With this excellent and very sensitive model, Vickery et al. have looked at several procedures familiar to practising dentists: cleaning in an ultrasonic bath; soaking in 2% glutaraldehyde; autoclaving at 134°C for 3 minutes; and autoclaving at 121°C for 15 minutes. Their results do not offer much comfort. They show that for an anaesthetic syringe with a narrow needle lumen neither ultrasonication nor 2% glutaraldehyde achieve more than very partial inactivation. Pressurised steam sterilisation (ie autoclaving) is far more effective, but it is still not reliable for anaesthetic syringes even though the same autoclaving conditions totally inactivate virus that is more fully accessible to penetration by steam.

While the authors have done enough to justify these conclusions, more experiments will be needed to define precisely what preliminary cleaning, which autoclaves and which autoclaving times and temperatures will inactivate the high titres of HBV still present in the blood of some infected patients after that blood has contaminated dental instruments.
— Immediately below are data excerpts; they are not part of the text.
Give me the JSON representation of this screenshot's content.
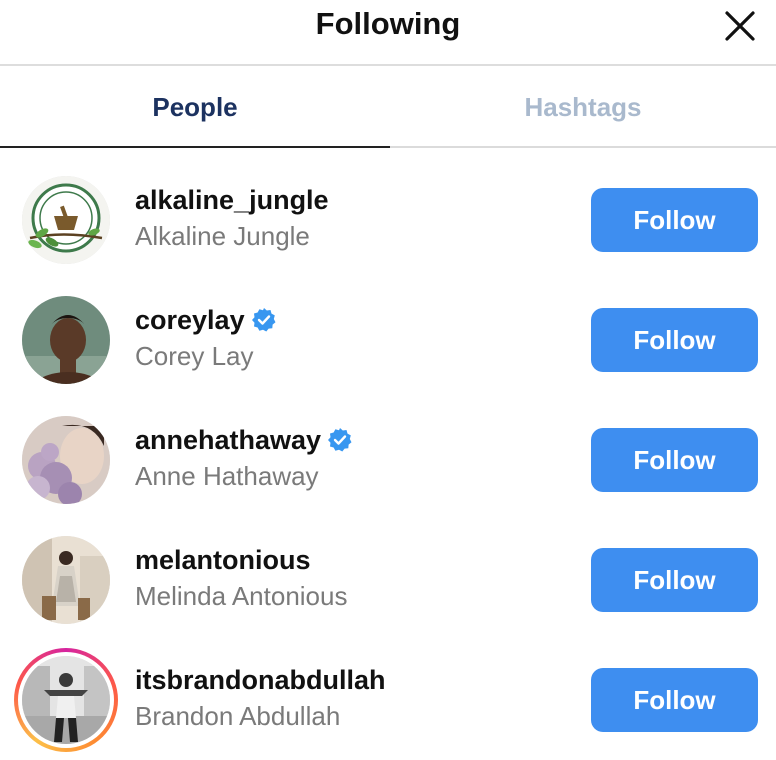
{
  "header": {
    "title": "Following",
    "close_icon": "close-icon"
  },
  "tabs": [
    {
      "label": "People",
      "active": true
    },
    {
      "label": "Hashtags",
      "active": false
    }
  ],
  "colors": {
    "follow_button": "#3e8ef0",
    "active_tab": "#1c3260",
    "inactive_tab": "#a9b9cd",
    "verified_badge": "#3897f0",
    "fullname": "#7a7a7a"
  },
  "users": [
    {
      "username": "alkaline_jungle",
      "full_name": "Alkaline Jungle",
      "verified": false,
      "story_ring": false,
      "button_label": "Follow"
    },
    {
      "username": "coreylay",
      "full_name": "Corey Lay",
      "verified": true,
      "story_ring": false,
      "button_label": "Follow"
    },
    {
      "username": "annehathaway",
      "full_name": "Anne Hathaway",
      "verified": true,
      "story_ring": false,
      "button_label": "Follow"
    },
    {
      "username": "melantonious",
      "full_name": "Melinda Antonious",
      "verified": false,
      "story_ring": false,
      "button_label": "Follow"
    },
    {
      "username": "itsbrandonabdullah",
      "full_name": "Brandon Abdullah",
      "verified": false,
      "story_ring": true,
      "button_label": "Follow"
    }
  ]
}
For now one can only reiterate that ultrasonication is a cleaning and not a sterilising process, that both pre-cleaning, penetration and sustained contact are essential for glutaraldehyde or steam to act, and that only autoclaving to a correct protocol will reliably sterilise all instruments. It is a crumb of comfort that, for a contaminated instrument, inactivation of at least 10⁶ infectious doses of DHV was achieved by Vickery et al using a 15 minute autoclaving cycle. However, this was not always achieved with the shorter cycle at a higher temperature which is likely to be preferred by dental surgeons. In the UK dental autoclaves must meet a British Standard, but dentists would welcome further advice on autoclaves based on appropriate virological tests of their sterilising capacity. This has practical implications, for instance for the number of instrument sets they must equip themselves with.

Vickery and colleagues have devised a way of generating this advice, and it is now up to national regulatory authorities and others with the resources at their disposal to commission evaluations of dental autoclaves based on the model of these authors. As things are, without fully tried and tested sterilising equipment and strict adherence to protocols for its use, dental instruments that have been used on HBV carrier patients could sometimes transmit infection.